The theater will host two signature speaker series and screen films. But the star of the museum is its permanent exhibition. It’s filled with testimonies from Dallas-area survivors and opportunities to interact with history. For example, visitors can step inside a restored boxcar, like the ones used to transport Jews to death and concentration camps. Here’s a quote that was said by a survivor from inside the boxcar:
“It was the loudest place you’ve ever been,” says a survivor from Poland. “Some of them would say the Shema. And some would say, “Why is this happening?!” And some people went berserk!”
That man was only one of the voices you can hear while standing inside of the boxcar. Each person has their own story. And all of them are heartbreaking. Higgins says these testimonies are important educational tools. That’s why they’ve collected so many. And hearing these actual voices personalizes the experience.
“You know Max Glauben told me a story once about being inside of a boxcar on its way to a concentration camp,” says Higgins. “And he said that people had to stand with their mouths open towards the ceiling because of the masses of people that were shoved [in the boxcar] and the lack of ventilation. He said the only water they could drink was the sweat or moisture dripping from the ceiling. And it’s impossible to imagine doing that to a human being.”
The museum wants people to have the opportunity to hear those stories. And now, thanks to a partnership with USC’s Shoah Foundation, founded by three-time Oscar winner Steven Spielberg, Glauben will be able to tell his chilling life story via hologram.
The exhibition doesn’t concentrate only on Jewish trauma. It also explores the roots of Nazism across Europe during the 1930s and 40s. And that means audiences are forced to come face-to-face with the hateful world views of Adolph Hitler.
With quotes from “Mein Kampf ” and German Flags and swastikas, this part of the exhibition is intense. And it’s meant to be. Higgins says to learn from our past, we have to examine the ugliest parts of it.
“To, you know, have that level unchecked hatred and turn the rest of the German population against their neighbor is worth studying. The Holocaust really is a paradigm of genocide,” Higgins says.

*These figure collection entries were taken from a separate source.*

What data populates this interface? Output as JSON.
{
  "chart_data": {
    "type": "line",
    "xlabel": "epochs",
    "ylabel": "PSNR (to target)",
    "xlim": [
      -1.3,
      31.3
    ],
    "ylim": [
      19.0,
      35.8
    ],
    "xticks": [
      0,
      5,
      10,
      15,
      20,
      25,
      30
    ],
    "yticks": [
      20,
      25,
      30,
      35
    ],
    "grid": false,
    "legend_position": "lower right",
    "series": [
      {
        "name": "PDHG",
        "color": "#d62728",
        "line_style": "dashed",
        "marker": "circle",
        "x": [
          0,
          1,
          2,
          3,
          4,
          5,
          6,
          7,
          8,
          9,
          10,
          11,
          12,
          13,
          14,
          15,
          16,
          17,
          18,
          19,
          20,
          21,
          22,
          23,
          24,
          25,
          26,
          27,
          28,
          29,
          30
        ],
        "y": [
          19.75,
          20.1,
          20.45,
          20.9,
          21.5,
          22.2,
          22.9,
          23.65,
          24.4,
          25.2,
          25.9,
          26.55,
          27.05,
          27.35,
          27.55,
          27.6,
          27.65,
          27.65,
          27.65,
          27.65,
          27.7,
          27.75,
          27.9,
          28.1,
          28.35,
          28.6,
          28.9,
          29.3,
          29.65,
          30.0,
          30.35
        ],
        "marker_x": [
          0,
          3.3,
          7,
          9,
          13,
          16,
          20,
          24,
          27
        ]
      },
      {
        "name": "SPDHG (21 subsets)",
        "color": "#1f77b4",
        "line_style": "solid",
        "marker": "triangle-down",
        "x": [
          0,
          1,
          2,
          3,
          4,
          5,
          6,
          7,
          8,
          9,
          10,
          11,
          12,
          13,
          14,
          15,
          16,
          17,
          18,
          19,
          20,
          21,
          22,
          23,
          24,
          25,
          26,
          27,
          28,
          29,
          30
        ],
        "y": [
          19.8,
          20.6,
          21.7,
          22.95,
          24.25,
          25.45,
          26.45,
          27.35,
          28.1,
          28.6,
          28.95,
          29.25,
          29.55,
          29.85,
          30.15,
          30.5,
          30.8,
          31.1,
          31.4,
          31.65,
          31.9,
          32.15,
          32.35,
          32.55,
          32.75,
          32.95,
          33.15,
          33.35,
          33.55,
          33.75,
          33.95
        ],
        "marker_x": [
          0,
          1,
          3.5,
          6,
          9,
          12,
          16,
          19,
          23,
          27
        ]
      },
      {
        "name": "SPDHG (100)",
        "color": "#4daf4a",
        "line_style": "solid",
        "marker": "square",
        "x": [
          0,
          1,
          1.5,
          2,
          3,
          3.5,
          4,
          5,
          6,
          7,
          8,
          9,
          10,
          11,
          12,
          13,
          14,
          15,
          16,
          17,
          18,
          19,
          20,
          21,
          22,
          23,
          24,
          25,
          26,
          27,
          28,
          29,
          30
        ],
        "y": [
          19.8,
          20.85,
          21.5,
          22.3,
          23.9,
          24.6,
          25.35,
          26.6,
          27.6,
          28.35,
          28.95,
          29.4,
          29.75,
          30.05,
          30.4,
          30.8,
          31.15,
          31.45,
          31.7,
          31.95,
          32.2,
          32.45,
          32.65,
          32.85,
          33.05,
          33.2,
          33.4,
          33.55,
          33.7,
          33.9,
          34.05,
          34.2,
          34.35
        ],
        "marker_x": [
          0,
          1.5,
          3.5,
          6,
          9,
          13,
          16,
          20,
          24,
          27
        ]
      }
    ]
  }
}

The Holocaust isn’t the only example of unspeakable human cruelty. So the museum’s dedicated an entire gallery to 10 other examples of genocide. It identifies conditions, such as discrimination and persecution, that always precede mass killings. And it shows how those conditions existed at sites of genocides in Cambodia, Uganda, and Bosnia.
“We want our visitors to understand the process of genocide,” says Higgins. “Because once you understand the process you can be more aware of events happening in the world today and stand up against another genocide before it occurs.”
Finally, the exhibition explores the worldwide movement for human rights and what we all can do to uphold them, from recognizing our own biases to standing up when we see injustice.
“When people come, I hope that they’re inspired and that they do respond to the call to action, and that they become part of the solution,” Higgins says.
For years, the phrase “never forget” has rallied the Holocaust remembrance movement. The museum hopes that everyone who visits comes away thinking “never again.”